Les victimes ont été terrorisées par leurs agresseurs qui ont utilisé des armes blanches, a-t-il précisé.

Dans la nuit de lundi à mardi, neuf institutrices ont été la cible d’une violente agression dans un logement de fonction collectif d’un établissement scolaire de Bordj Badji-Mokhtar, près de la frontière du Mali, selon les autorités locales.

Neuf suspects ont été arrêtés, dont quatre sont passés aux aveux, et ont été présentés au tribunal de Bordj Badji-Mokhtar, a-t-on ajouté de source judiciaire. Une partie des objets volés a été récupérée.

Le ministre de l’Education Mohamed Ouadjaout a promis que justice serait rendue et que « tout individu impliqué dans l’agression infâme dont ont été victimes des enseignantes innocentes aura la peine qu’il mérite ».

L’affaire, très commentée sur les réseaux sociaux, a choqué et provoqué la colère, en particulier du corps enseignant local qui observe depuis un arrêt de travail en solidarité avec les institutrices agressées, dont l’une avait un bébé.

« Il n’y aura pas de reprise des cours tant que les conditions de sécurité des enseignantes ne seront pas convenablement assurées », a affirmé à l’AFP Mohamed Belamri, secrétaire général du Syndicat algérien des travailleurs de l’Education (SATE).
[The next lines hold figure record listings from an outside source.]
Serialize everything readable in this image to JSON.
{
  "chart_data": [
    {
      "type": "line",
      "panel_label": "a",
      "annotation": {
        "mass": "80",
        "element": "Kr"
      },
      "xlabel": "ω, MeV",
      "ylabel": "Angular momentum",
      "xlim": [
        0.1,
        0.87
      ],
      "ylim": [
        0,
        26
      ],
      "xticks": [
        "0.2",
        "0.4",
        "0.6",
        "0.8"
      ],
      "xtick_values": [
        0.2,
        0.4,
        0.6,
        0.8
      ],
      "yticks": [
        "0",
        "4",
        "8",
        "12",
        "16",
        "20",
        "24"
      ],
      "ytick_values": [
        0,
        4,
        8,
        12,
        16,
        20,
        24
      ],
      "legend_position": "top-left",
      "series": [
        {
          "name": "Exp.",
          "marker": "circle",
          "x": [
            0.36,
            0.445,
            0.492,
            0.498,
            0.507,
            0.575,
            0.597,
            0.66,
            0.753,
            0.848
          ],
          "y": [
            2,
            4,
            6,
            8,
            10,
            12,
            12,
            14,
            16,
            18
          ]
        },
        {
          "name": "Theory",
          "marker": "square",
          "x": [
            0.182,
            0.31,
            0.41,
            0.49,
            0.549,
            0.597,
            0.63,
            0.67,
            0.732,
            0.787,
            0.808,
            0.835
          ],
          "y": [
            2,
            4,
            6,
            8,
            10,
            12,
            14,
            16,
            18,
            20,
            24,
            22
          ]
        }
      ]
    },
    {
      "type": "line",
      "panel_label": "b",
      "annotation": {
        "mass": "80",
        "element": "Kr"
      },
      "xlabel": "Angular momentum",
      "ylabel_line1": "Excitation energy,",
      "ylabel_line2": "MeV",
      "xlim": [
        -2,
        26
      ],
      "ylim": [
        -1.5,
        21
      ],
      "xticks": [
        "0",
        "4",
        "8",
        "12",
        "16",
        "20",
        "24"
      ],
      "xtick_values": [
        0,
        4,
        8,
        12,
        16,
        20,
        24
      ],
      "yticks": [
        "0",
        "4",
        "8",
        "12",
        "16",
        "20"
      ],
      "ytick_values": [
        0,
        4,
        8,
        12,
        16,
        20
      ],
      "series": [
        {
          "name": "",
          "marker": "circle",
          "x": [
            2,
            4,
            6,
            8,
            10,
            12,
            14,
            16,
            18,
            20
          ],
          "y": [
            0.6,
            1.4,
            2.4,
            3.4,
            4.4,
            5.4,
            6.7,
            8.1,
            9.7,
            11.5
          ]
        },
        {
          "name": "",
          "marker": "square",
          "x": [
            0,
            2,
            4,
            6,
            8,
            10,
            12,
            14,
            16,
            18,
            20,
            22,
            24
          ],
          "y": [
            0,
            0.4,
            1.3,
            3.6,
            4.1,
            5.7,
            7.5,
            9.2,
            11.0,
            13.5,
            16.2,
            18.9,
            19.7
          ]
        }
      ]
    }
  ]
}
« On ne va pas renvoyer (à l’école) nos filles pour qu’elles se fassent agresser une nouvelle fois », a averti M. Belamri, en parlant des institutrices.

Le Rassemblement pour la culture et la démocratie (RCD), parti laïc d’opposition, a fustigé un « acte d’un autre âge (qui) (…) pose avec acuité la fragilité lancinante du statut de la femme » algérienne.